In this tutorial we will learn how to compile and execute an OpenACC Fortran code using PGI Fortran Compiler. Let’s look at the sample vector addition code parallelized using OpenACC Fortran based parallel loop construct.
program vector_addition
integer, dimension(10) :: A, B, C
integer ::i
do i = 1, 10
A(i) = i*100
B(i) = i
C(i) = 1000
enddo
!$acc parallel loop
do i = 1,10
C(i) = A(i) + B(i)
enddo
!$acc end parallel loop
do i = 1,10
print *, C(i)
enddo
end program vector_addition
We can compile this code for Nvidia GPU using following command –
pgfortran -ta=tesla ./vector_addition.f90
Or
pgfortran -acc ./vector_addition.f90
Here, ‘-ta=tesla’ option informs compiler that compiler should generate OpenACC code for the Nvidia GPU.

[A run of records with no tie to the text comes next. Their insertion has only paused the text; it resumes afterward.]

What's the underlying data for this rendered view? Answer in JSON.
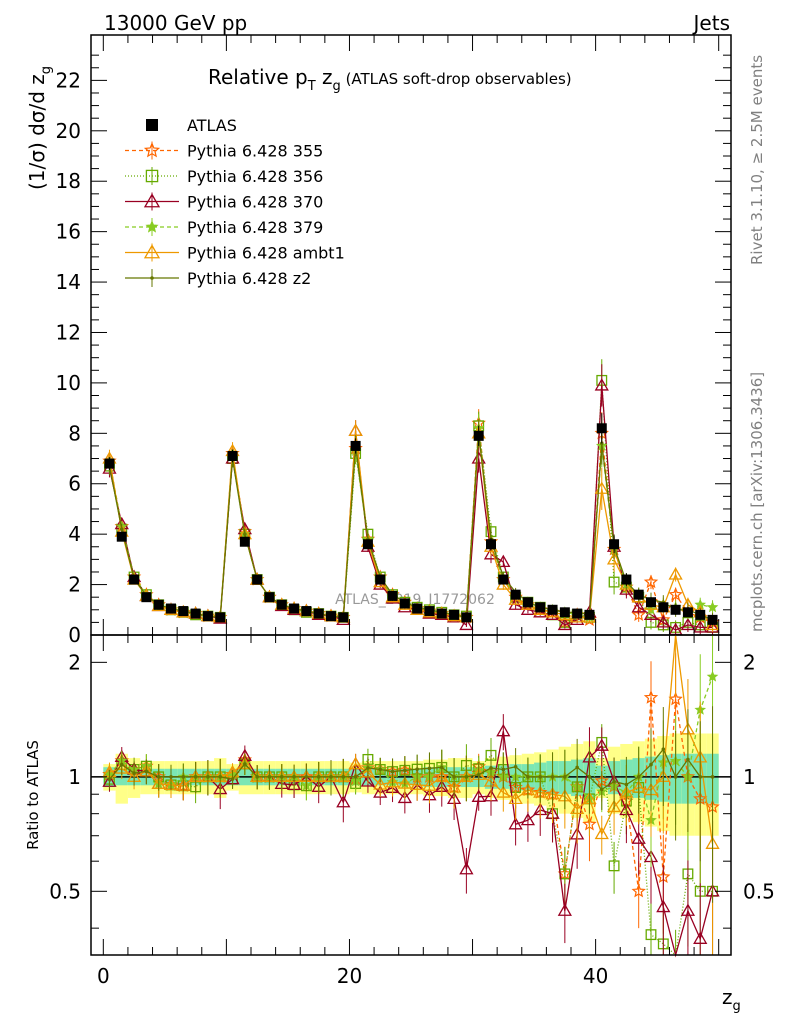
{
  "header": {
    "energy_label": "13000 GeV pp",
    "category_label": "Jets"
  },
  "side_labels": {
    "rivet": "Rivet 3.1.10, ≥ 2.5M events",
    "mcplots": "mcplots.cern.ch [arXiv:1306.3436]"
  },
  "watermark": "ATLAS_2019_I1772062",
  "chart_data": [
    {
      "type": "line",
      "title": "Relative pT zg (ATLAS soft-drop observables)",
      "title_parts": {
        "main": "Relative p",
        "sub_T": "T",
        "z": " z",
        "sub_g": "g",
        "rest": " (ATLAS soft-drop observables)"
      },
      "xlabel": "zg",
      "ylabel": "(1/σ) dσ/d zg",
      "xlim": [
        -1,
        51
      ],
      "ylim": [
        0,
        23.8
      ],
      "x_ticks": [
        0,
        20,
        40
      ],
      "y_ticks": [
        0,
        2,
        4,
        6,
        8,
        10,
        12,
        14,
        16,
        18,
        20,
        22
      ],
      "legend_position": "top-left",
      "data": {
        "name": "ATLAS",
        "x": [
          0.5,
          1.5,
          2.5,
          3.5,
          4.5,
          5.5,
          6.5,
          7.5,
          8.5,
          9.5,
          10.5,
          11.5,
          12.5,
          13.5,
          14.5,
          15.5,
          16.5,
          17.5,
          18.5,
          19.5,
          20.5,
          21.5,
          22.5,
          23.5,
          24.5,
          25.5,
          26.5,
          27.5,
          28.5,
          29.5,
          30.5,
          31.5,
          32.5,
          33.5,
          34.5,
          35.5,
          36.5,
          37.5,
          38.5,
          39.5,
          40.5,
          41.5,
          42.5,
          43.5,
          44.5,
          45.5,
          46.5,
          47.5,
          48.5,
          49.5
        ],
        "y": [
          6.8,
          3.9,
          2.2,
          1.5,
          1.2,
          1.05,
          0.95,
          0.85,
          0.75,
          0.7,
          7.1,
          3.7,
          2.2,
          1.5,
          1.2,
          1.05,
          0.95,
          0.85,
          0.75,
          0.7,
          7.5,
          3.6,
          2.2,
          1.55,
          1.25,
          1.05,
          0.95,
          0.85,
          0.8,
          0.7,
          7.9,
          3.6,
          2.2,
          1.6,
          1.3,
          1.1,
          1.0,
          0.9,
          0.85,
          0.8,
          8.2,
          3.6,
          2.2,
          1.6,
          1.3,
          1.1,
          1.0,
          0.9,
          0.8,
          0.6
        ],
        "err": [
          0.25,
          0.15,
          0.1,
          0.07,
          0.06,
          0.05,
          0.05,
          0.05,
          0.05,
          0.05,
          0.25,
          0.15,
          0.1,
          0.07,
          0.06,
          0.05,
          0.05,
          0.05,
          0.05,
          0.05,
          0.3,
          0.15,
          0.1,
          0.08,
          0.07,
          0.06,
          0.06,
          0.06,
          0.06,
          0.06,
          0.4,
          0.25,
          0.15,
          0.12,
          0.1,
          0.1,
          0.1,
          0.1,
          0.1,
          0.1,
          0.6,
          0.35,
          0.25,
          0.2,
          0.2,
          0.2,
          0.2,
          0.2,
          0.2,
          0.2
        ]
      },
      "series": [
        {
          "name": "Pythia 6.428 355",
          "color": "#ff6600",
          "dash": "4,3",
          "marker": "star-open",
          "y": [
            6.9,
            4.3,
            2.3,
            1.6,
            1.2,
            1.0,
            0.9,
            0.85,
            0.75,
            0.7,
            7.2,
            4.1,
            2.2,
            1.5,
            1.2,
            1.05,
            0.95,
            0.85,
            0.75,
            0.7,
            7.4,
            3.8,
            2.3,
            1.6,
            1.3,
            1.05,
            0.95,
            0.85,
            0.75,
            0.7,
            8.4,
            3.7,
            2.2,
            1.5,
            1.2,
            1.0,
            0.9,
            0.5,
            0.8,
            0.6,
            8.0,
            3.4,
            1.9,
            0.8,
            2.1,
            0.6,
            1.6,
            0.9,
            0.7,
            0.5
          ]
        },
        {
          "name": "Pythia 6.428 356",
          "color": "#66aa00",
          "dash": "1,2",
          "marker": "square-open",
          "y": [
            6.7,
            4.2,
            2.3,
            1.6,
            1.2,
            1.0,
            0.9,
            0.8,
            0.75,
            0.7,
            7.0,
            4.0,
            2.2,
            1.5,
            1.2,
            1.0,
            0.9,
            0.85,
            0.75,
            0.7,
            7.2,
            4.0,
            2.3,
            1.6,
            1.3,
            1.1,
            1.0,
            0.9,
            0.8,
            0.75,
            8.3,
            4.1,
            2.3,
            1.5,
            1.3,
            1.1,
            0.8,
            0.5,
            0.8,
            0.7,
            10.1,
            2.1,
            1.9,
            1.5,
            0.5,
            0.4,
            0.3,
            0.5,
            0.4,
            0.3
          ]
        },
        {
          "name": "Pythia 6.428 370",
          "color": "#990022",
          "dash": "",
          "marker": "triangle-open",
          "y": [
            6.6,
            4.4,
            2.3,
            1.55,
            1.15,
            1.0,
            0.9,
            0.85,
            0.75,
            0.65,
            7.0,
            4.2,
            2.2,
            1.5,
            1.15,
            1.0,
            0.95,
            0.8,
            0.75,
            0.6,
            8.1,
            3.5,
            2.0,
            1.45,
            1.1,
            1.0,
            0.85,
            0.8,
            0.7,
            0.4,
            7.0,
            3.2,
            2.9,
            1.2,
            1.0,
            0.9,
            0.8,
            0.4,
            0.6,
            0.9,
            9.9,
            3.5,
            1.8,
            1.1,
            0.8,
            0.5,
            0.2,
            0.4,
            0.3,
            0.3
          ]
        },
        {
          "name": "Pythia 6.428 379",
          "color": "#88cc22",
          "dash": "4,3",
          "marker": "star",
          "y": [
            6.9,
            4.3,
            2.3,
            1.6,
            1.15,
            1.0,
            0.95,
            0.85,
            0.75,
            0.7,
            7.2,
            4.0,
            2.2,
            1.5,
            1.2,
            1.05,
            0.9,
            0.85,
            0.75,
            0.7,
            7.3,
            3.8,
            2.3,
            1.5,
            1.2,
            1.05,
            0.95,
            0.9,
            0.8,
            0.7,
            8.2,
            3.7,
            2.2,
            1.6,
            1.3,
            1.1,
            1.0,
            0.9,
            0.8,
            0.7,
            7.5,
            3.4,
            2.0,
            1.6,
            1.0,
            1.2,
            1.1,
            0.9,
            1.2,
            1.1
          ]
        },
        {
          "name": "Pythia 6.428 ambt1",
          "color": "#ee9900",
          "dash": "",
          "marker": "triangle-open",
          "y": [
            7.0,
            4.1,
            2.2,
            1.55,
            1.15,
            1.0,
            0.9,
            0.85,
            0.75,
            0.7,
            7.3,
            4.0,
            2.2,
            1.5,
            1.2,
            1.05,
            0.95,
            0.85,
            0.75,
            0.7,
            8.1,
            3.7,
            2.1,
            1.5,
            1.2,
            1.0,
            0.9,
            0.85,
            0.75,
            0.7,
            8.0,
            3.5,
            2.0,
            1.4,
            1.2,
            1.0,
            0.9,
            0.8,
            0.7,
            0.7,
            5.8,
            3.0,
            2.0,
            1.5,
            1.2,
            1.1,
            2.4,
            1.2,
            0.9,
            0.4
          ]
        },
        {
          "name": "Pythia 6.428 z2",
          "color": "#667700",
          "dash": "",
          "marker": "dot",
          "y": [
            6.7,
            4.2,
            2.25,
            1.55,
            1.2,
            1.05,
            0.95,
            0.85,
            0.75,
            0.7,
            7.0,
            4.0,
            2.2,
            1.5,
            1.2,
            1.05,
            0.95,
            0.85,
            0.75,
            0.7,
            7.5,
            3.8,
            2.3,
            1.6,
            1.3,
            1.1,
            1.0,
            0.9,
            0.8,
            0.7,
            8.0,
            3.8,
            2.3,
            1.7,
            1.3,
            1.1,
            1.0,
            0.9,
            0.9,
            0.8,
            7.6,
            3.5,
            2.1,
            1.6,
            1.4,
            1.3,
            1.0,
            1.0,
            0.8,
            0.6
          ]
        }
      ]
    },
    {
      "type": "line",
      "title": "",
      "xlabel": "zg",
      "ylabel": "Ratio to ATLAS",
      "xlim": [
        -1,
        51
      ],
      "ylim": [
        0.34,
        2.36
      ],
      "x_ticks": [
        0,
        20,
        40
      ],
      "y_ticks": [
        0.5,
        1,
        2
      ],
      "reference_line": 1,
      "bands": {
        "inner_color": "#7be6b4",
        "outer_color": "#ffff88",
        "inner": [
          0.06,
          0.05,
          0.05,
          0.05,
          0.05,
          0.05,
          0.05,
          0.05,
          0.05,
          0.05,
          0.05,
          0.05,
          0.05,
          0.05,
          0.05,
          0.05,
          0.05,
          0.05,
          0.05,
          0.05,
          0.05,
          0.05,
          0.05,
          0.05,
          0.05,
          0.05,
          0.06,
          0.06,
          0.06,
          0.06,
          0.06,
          0.07,
          0.07,
          0.08,
          0.08,
          0.09,
          0.1,
          0.1,
          0.11,
          0.12,
          0.07,
          0.1,
          0.11,
          0.12,
          0.13,
          0.14,
          0.15,
          0.15,
          0.15,
          0.15
        ],
        "outer": [
          0.08,
          0.15,
          0.12,
          0.1,
          0.1,
          0.1,
          0.1,
          0.1,
          0.1,
          0.12,
          0.08,
          0.1,
          0.1,
          0.1,
          0.1,
          0.1,
          0.1,
          0.1,
          0.1,
          0.1,
          0.09,
          0.1,
          0.1,
          0.1,
          0.1,
          0.1,
          0.11,
          0.11,
          0.12,
          0.12,
          0.1,
          0.12,
          0.13,
          0.14,
          0.15,
          0.16,
          0.18,
          0.2,
          0.22,
          0.24,
          0.12,
          0.2,
          0.22,
          0.24,
          0.26,
          0.28,
          0.3,
          0.3,
          0.3,
          0.3
        ]
      }
    }
  ]
}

We can use ‘-Minfo=accel’ option to find out details about the OpenACC code generated by the Compiler.
pgfortran -ta=tesla -Minfo=accel ./vector_addition.f90
Compiler generates following output after using ‘-Minfo=accel’ option
vector_addition:
13, Generating Tesla code
14, !$acc loop gang, vector(10) ! blockidx%x threadidx%x
13, Generating implicit copyout(c(:)) [if not already present]
Generating implicit copyin(b(:),a(:)) [if not already present]

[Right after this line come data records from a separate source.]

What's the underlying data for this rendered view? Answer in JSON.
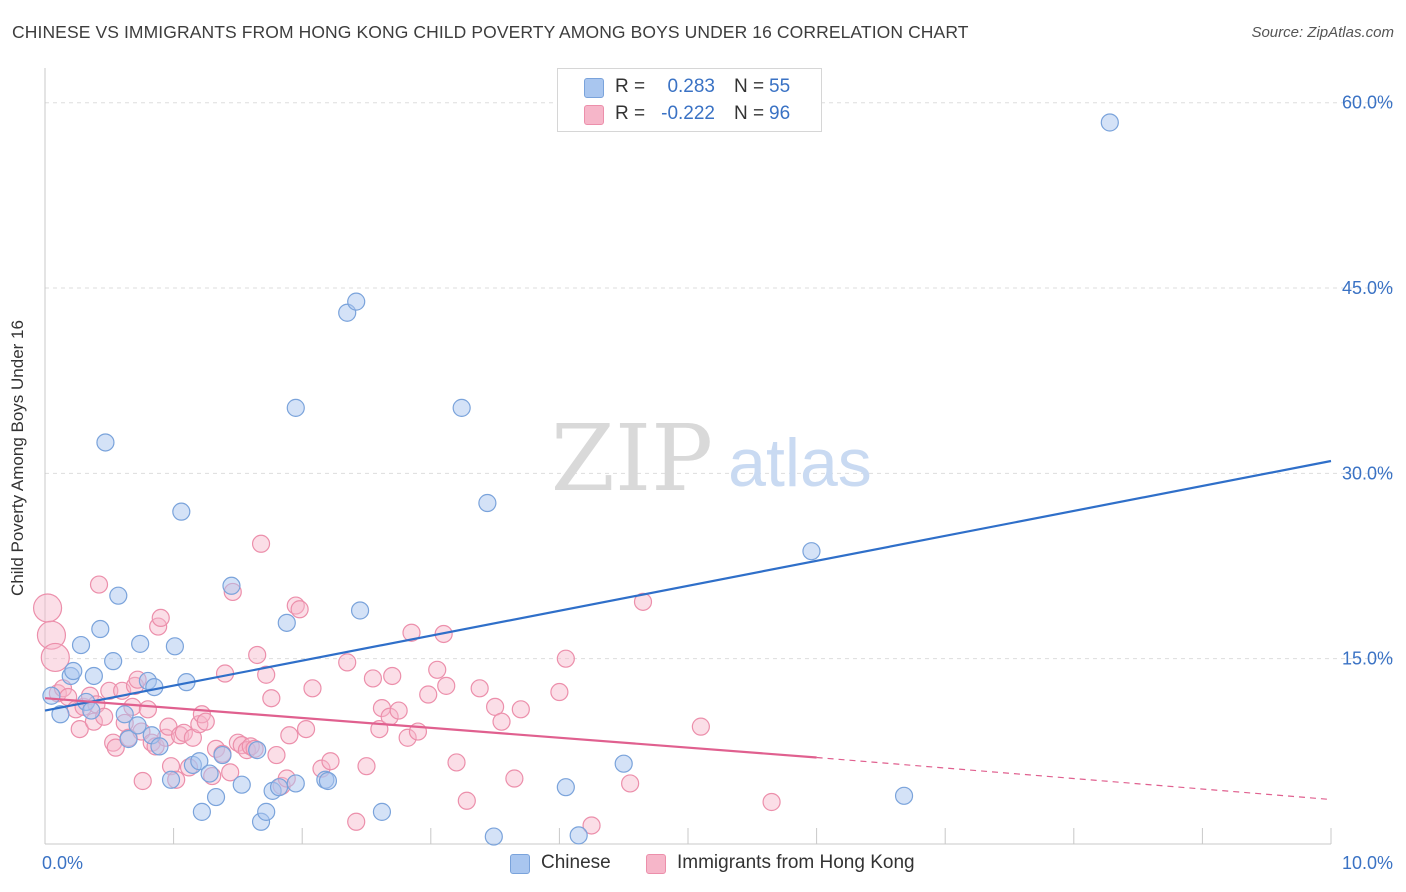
{
  "title": "CHINESE VS IMMIGRANTS FROM HONG KONG CHILD POVERTY AMONG BOYS UNDER 16 CORRELATION CHART",
  "source": "Source: ZipAtlas.com",
  "watermark": {
    "zip": "ZIP",
    "atlas": "atlas"
  },
  "legend": {
    "chinese": {
      "r_label": "R =",
      "r_value": "0.283",
      "n_label": "N =",
      "n_value": "55"
    },
    "hongkong": {
      "r_label": "R =",
      "r_value": "-0.222",
      "n_label": "N =",
      "n_value": "96"
    }
  },
  "bottom_legend": {
    "chinese": "Chinese",
    "hongkong": "Immigrants from Hong Kong"
  },
  "colors": {
    "chinese_fill": "#a9c6ef",
    "chinese_stroke": "#7aa3db",
    "chinese_line": "#2f6fc9",
    "hk_fill": "#f6b6c9",
    "hk_stroke": "#ec8fab",
    "hk_line": "#e0608f",
    "axis_label": "#3a72c4",
    "grid": "#dddddd"
  },
  "chart_data": {
    "type": "scatter",
    "title": "CHINESE VS IMMIGRANTS FROM HONG KONG CHILD POVERTY AMONG BOYS UNDER 16 CORRELATION CHART",
    "xlabel": "",
    "ylabel": "Child Poverty Among Boys Under 16",
    "xlim": [
      0,
      10
    ],
    "ylim": [
      0,
      62
    ],
    "x_tick_labels": [
      "0.0%",
      "10.0%"
    ],
    "y_ticks": [
      15,
      30,
      45,
      60
    ],
    "y_tick_labels": [
      "15.0%",
      "30.0%",
      "45.0%",
      "60.0%"
    ],
    "grid": true,
    "series": [
      {
        "name": "Chinese",
        "r": 0.283,
        "n": 55,
        "trend": {
          "x0": 0,
          "y0": 10.8,
          "x1": 10,
          "y1": 31.0
        },
        "points": [
          [
            0.05,
            12.0
          ],
          [
            0.12,
            10.5
          ],
          [
            0.2,
            13.6
          ],
          [
            0.22,
            14.0
          ],
          [
            0.28,
            16.1
          ],
          [
            0.32,
            11.5
          ],
          [
            0.36,
            10.8
          ],
          [
            0.38,
            13.6
          ],
          [
            0.43,
            17.4
          ],
          [
            0.47,
            32.5
          ],
          [
            0.53,
            14.8
          ],
          [
            0.57,
            20.1
          ],
          [
            0.62,
            10.5
          ],
          [
            0.65,
            8.5
          ],
          [
            0.72,
            9.6
          ],
          [
            0.74,
            16.2
          ],
          [
            0.8,
            13.2
          ],
          [
            0.83,
            8.8
          ],
          [
            0.85,
            12.7
          ],
          [
            0.89,
            7.9
          ],
          [
            0.98,
            5.2
          ],
          [
            1.01,
            16.0
          ],
          [
            1.06,
            26.9
          ],
          [
            1.1,
            13.1
          ],
          [
            1.15,
            6.4
          ],
          [
            1.2,
            6.7
          ],
          [
            1.22,
            2.6
          ],
          [
            1.28,
            5.7
          ],
          [
            1.33,
            3.8
          ],
          [
            1.38,
            7.2
          ],
          [
            1.45,
            20.9
          ],
          [
            1.53,
            4.8
          ],
          [
            1.65,
            7.6
          ],
          [
            1.68,
            1.8
          ],
          [
            1.72,
            2.6
          ],
          [
            1.77,
            4.3
          ],
          [
            1.82,
            4.6
          ],
          [
            1.88,
            17.9
          ],
          [
            1.95,
            4.9
          ],
          [
            1.95,
            35.3
          ],
          [
            2.18,
            5.2
          ],
          [
            2.2,
            5.1
          ],
          [
            2.35,
            43.0
          ],
          [
            2.42,
            43.9
          ],
          [
            2.45,
            18.9
          ],
          [
            2.62,
            2.6
          ],
          [
            3.24,
            35.3
          ],
          [
            3.44,
            27.6
          ],
          [
            3.49,
            0.6
          ],
          [
            4.05,
            4.6
          ],
          [
            4.15,
            0.7
          ],
          [
            4.5,
            6.5
          ],
          [
            5.96,
            23.7
          ],
          [
            6.68,
            3.9
          ],
          [
            8.28,
            58.4
          ]
        ]
      },
      {
        "name": "Immigrants from Hong Kong",
        "r": -0.222,
        "n": 96,
        "trend": {
          "x0": 0,
          "y0": 11.8,
          "x1": 6.0,
          "y1": 7.0,
          "dashed_to_x": 10,
          "dashed_to_y": 3.6
        },
        "points": [
          [
            0.02,
            19.1
          ],
          [
            0.05,
            16.9
          ],
          [
            0.08,
            15.1
          ],
          [
            0.1,
            12.2
          ],
          [
            0.14,
            12.6
          ],
          [
            0.18,
            11.9
          ],
          [
            0.24,
            10.9
          ],
          [
            0.27,
            9.3
          ],
          [
            0.3,
            11.1
          ],
          [
            0.35,
            12.0
          ],
          [
            0.38,
            9.9
          ],
          [
            0.4,
            11.3
          ],
          [
            0.42,
            21.0
          ],
          [
            0.46,
            10.3
          ],
          [
            0.5,
            12.4
          ],
          [
            0.53,
            8.2
          ],
          [
            0.55,
            7.8
          ],
          [
            0.6,
            12.4
          ],
          [
            0.62,
            9.8
          ],
          [
            0.65,
            8.6
          ],
          [
            0.68,
            11.1
          ],
          [
            0.7,
            12.8
          ],
          [
            0.72,
            13.3
          ],
          [
            0.75,
            9.1
          ],
          [
            0.76,
            5.1
          ],
          [
            0.8,
            10.9
          ],
          [
            0.83,
            8.2
          ],
          [
            0.86,
            7.9
          ],
          [
            0.88,
            17.6
          ],
          [
            0.9,
            18.3
          ],
          [
            0.94,
            8.6
          ],
          [
            0.96,
            9.5
          ],
          [
            0.98,
            6.3
          ],
          [
            1.02,
            5.2
          ],
          [
            1.05,
            8.8
          ],
          [
            1.08,
            9.0
          ],
          [
            1.12,
            6.2
          ],
          [
            1.15,
            8.6
          ],
          [
            1.2,
            9.7
          ],
          [
            1.22,
            10.5
          ],
          [
            1.25,
            9.9
          ],
          [
            1.3,
            5.5
          ],
          [
            1.33,
            7.7
          ],
          [
            1.38,
            7.3
          ],
          [
            1.4,
            13.8
          ],
          [
            1.44,
            5.8
          ],
          [
            1.46,
            20.4
          ],
          [
            1.5,
            8.2
          ],
          [
            1.53,
            8.0
          ],
          [
            1.57,
            7.6
          ],
          [
            1.6,
            7.9
          ],
          [
            1.63,
            7.7
          ],
          [
            1.65,
            15.3
          ],
          [
            1.68,
            24.3
          ],
          [
            1.72,
            13.7
          ],
          [
            1.76,
            11.8
          ],
          [
            1.8,
            7.2
          ],
          [
            1.84,
            4.7
          ],
          [
            1.88,
            5.3
          ],
          [
            1.9,
            8.8
          ],
          [
            1.95,
            19.3
          ],
          [
            1.98,
            19.0
          ],
          [
            2.03,
            9.3
          ],
          [
            2.08,
            12.6
          ],
          [
            2.15,
            6.1
          ],
          [
            2.22,
            6.7
          ],
          [
            2.35,
            14.7
          ],
          [
            2.42,
            1.8
          ],
          [
            2.5,
            6.3
          ],
          [
            2.55,
            13.4
          ],
          [
            2.6,
            9.3
          ],
          [
            2.62,
            11.0
          ],
          [
            2.68,
            10.3
          ],
          [
            2.7,
            13.6
          ],
          [
            2.75,
            10.8
          ],
          [
            2.82,
            8.6
          ],
          [
            2.85,
            17.1
          ],
          [
            2.9,
            9.1
          ],
          [
            2.98,
            12.1
          ],
          [
            3.05,
            14.1
          ],
          [
            3.1,
            17.0
          ],
          [
            3.12,
            12.8
          ],
          [
            3.2,
            6.6
          ],
          [
            3.28,
            3.5
          ],
          [
            3.38,
            12.6
          ],
          [
            3.5,
            11.1
          ],
          [
            3.55,
            9.9
          ],
          [
            3.65,
            5.3
          ],
          [
            3.7,
            10.9
          ],
          [
            4.0,
            12.3
          ],
          [
            4.05,
            15.0
          ],
          [
            4.25,
            1.5
          ],
          [
            4.55,
            4.9
          ],
          [
            4.65,
            19.6
          ],
          [
            5.1,
            9.5
          ],
          [
            5.65,
            3.4
          ]
        ]
      }
    ]
  }
}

This output helps us understand the OpenACC code generated by the compiler.
Now, the executable file (a.out) is generated and we can execute it using ‘./a.out’ command. It will produce following output.
101
202
303
404
505
606
707
808
909
1010
If you are able to see above output on your screen, then you have successfully executed your OpenACC code on Nvidia GPU!